You work in an environment where you’re exposed to people who have an infectious disease. Then you go home to a family you want to protect. Are you afraid? Should you be? What precautions are you taking?

It’s definitely on my mind a lot. Many of the heroes with whom I get to work (nurses, respiratory therapists, other doctors, etc) are isolating themselves from their families in order to be available to care for patients. We are constantly washing our hands. We use personal protective equipment when we have contact with patients, and it’s painstaking and time-consuming to take it off properly in a way that doesn’t contaminate ourselves or others. People are putting their cell phones in small lunch bags so that the phones don’t get contaminated (and we need the phones with us). We are required to wear masks all day long at work—this is primarily to protect others from us, rather than protecting us from others, in case we develop asymptomatic infection. I change clothes with great care (and lots of hand washing) at the hospital and again at home. My family is young and healthy and thankfully the virus doesn’t seem cause serious illness in children, so I don’t feel it necessary to isolate completely from them. At the end of the day, we are in God’s hands—that’s not grounds for recklessness, but it relieves us of the need to be paranoid or governed by fear.

You’ve expended a lot of effort over the past few years in battling against the rise of physician-assisted suicide. Are there ways in which you’re now seeing that issue play out?
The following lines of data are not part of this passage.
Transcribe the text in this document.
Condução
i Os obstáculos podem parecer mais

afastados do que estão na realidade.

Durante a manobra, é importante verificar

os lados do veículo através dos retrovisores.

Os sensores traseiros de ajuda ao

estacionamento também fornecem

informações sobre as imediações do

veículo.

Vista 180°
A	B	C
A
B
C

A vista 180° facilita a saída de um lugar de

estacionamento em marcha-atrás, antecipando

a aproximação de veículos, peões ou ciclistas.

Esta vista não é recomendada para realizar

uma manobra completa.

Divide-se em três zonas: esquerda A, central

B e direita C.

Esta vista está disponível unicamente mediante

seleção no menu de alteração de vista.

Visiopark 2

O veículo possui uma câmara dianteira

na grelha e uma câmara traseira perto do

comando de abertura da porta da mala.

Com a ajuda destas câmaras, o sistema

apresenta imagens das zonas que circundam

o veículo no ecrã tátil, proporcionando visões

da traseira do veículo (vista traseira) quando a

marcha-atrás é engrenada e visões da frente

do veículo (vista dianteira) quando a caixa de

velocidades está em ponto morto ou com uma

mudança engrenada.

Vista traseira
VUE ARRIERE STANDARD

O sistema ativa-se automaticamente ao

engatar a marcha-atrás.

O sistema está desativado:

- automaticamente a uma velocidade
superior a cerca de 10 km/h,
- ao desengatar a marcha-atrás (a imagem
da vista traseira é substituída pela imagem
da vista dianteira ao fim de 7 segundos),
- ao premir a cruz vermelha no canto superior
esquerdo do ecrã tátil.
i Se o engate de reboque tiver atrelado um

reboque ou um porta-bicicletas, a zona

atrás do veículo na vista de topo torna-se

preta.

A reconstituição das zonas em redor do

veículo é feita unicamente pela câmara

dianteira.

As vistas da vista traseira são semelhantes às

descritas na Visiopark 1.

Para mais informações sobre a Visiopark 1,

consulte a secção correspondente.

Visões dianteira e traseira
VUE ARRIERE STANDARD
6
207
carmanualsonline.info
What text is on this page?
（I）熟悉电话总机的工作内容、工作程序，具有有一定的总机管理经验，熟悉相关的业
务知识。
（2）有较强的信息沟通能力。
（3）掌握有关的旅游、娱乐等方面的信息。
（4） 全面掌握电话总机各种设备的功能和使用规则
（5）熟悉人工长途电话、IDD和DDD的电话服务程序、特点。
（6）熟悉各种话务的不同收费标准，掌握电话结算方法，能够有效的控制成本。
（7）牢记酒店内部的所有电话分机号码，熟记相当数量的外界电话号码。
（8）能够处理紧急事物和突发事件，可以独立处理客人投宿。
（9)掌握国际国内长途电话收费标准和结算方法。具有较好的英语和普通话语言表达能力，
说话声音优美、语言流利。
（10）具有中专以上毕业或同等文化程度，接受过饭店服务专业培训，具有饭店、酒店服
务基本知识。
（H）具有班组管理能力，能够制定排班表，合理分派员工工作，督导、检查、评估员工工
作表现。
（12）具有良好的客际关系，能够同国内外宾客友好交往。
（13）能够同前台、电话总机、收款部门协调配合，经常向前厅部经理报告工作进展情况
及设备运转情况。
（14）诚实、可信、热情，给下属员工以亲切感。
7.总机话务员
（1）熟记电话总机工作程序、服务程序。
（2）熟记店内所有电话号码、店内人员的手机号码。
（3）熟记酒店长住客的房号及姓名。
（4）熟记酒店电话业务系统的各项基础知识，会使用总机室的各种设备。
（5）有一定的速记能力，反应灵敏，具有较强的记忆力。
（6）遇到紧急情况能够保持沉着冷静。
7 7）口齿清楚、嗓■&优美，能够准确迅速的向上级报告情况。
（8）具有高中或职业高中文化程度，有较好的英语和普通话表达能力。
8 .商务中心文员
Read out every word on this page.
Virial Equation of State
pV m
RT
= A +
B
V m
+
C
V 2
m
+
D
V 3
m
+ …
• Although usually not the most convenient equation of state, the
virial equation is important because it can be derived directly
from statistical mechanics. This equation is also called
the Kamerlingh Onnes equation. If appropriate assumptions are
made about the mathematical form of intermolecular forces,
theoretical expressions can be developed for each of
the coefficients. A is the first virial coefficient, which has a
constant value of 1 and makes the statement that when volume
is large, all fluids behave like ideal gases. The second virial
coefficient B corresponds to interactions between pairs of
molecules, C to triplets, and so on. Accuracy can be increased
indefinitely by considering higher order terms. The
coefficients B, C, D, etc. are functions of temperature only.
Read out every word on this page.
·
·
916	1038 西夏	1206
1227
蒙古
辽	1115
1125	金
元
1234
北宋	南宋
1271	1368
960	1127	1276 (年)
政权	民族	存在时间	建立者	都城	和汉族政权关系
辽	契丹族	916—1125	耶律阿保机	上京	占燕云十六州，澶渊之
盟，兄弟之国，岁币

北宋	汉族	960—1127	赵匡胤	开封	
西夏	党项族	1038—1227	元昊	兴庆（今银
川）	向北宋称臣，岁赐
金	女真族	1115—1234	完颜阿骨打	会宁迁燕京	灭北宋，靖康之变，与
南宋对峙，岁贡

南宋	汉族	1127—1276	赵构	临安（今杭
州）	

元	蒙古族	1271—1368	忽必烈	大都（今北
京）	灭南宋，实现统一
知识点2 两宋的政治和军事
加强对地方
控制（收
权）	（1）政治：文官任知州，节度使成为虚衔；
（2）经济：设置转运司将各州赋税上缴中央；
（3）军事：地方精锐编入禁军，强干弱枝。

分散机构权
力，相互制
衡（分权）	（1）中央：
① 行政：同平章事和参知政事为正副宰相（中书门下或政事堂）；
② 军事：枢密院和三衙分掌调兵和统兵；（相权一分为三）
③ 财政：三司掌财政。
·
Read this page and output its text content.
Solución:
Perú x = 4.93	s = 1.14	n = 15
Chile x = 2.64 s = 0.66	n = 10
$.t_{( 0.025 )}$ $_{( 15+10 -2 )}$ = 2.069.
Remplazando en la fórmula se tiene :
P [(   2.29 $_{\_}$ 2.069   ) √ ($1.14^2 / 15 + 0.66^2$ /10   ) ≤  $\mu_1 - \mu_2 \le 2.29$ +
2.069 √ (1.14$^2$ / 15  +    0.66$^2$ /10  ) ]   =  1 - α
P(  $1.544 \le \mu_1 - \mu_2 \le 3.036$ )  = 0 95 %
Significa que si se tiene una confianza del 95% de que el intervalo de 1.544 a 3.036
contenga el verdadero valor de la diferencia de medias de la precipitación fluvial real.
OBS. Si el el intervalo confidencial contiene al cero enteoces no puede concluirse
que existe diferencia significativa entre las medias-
The pandemic has occasioned a brief reprieve from political and moral discussions over the expansion of euthanasia in Canada. If anything, it’s been refreshing to see the public imagination primarily focused on saving lives, rather than ending them. I think the pandemic has been a harsh reminder that life is a gift to be treasured, not something we can take for granted. There’s also been an appropriate emphasis on the need to ensure good palliative care for those who are dying of COVID-19, and the recognition that high quality palliative care needs to be made much more widely available. Whether we will see any shift in our attitudes about the ethics of euthanasia over the longer term remains to be seen; personally, I doubt significant shifts in values will occur, as these debates are driven by fundamental worldview conflicts.

Ewan Goligher MD, PhD is an Assistant Professor in the Interdepartmental Division of Critical Care Medicine at the University of Toronto and a Scientist at the Toronto General Hospital Research Institute. His research program focuses on characterizing the mechanisms and impact of injury to the lung and diaphragm during mechanical ventilation and on the use of innovative clinical trial designs to test lung and diaphragm-protective ventilation strategies.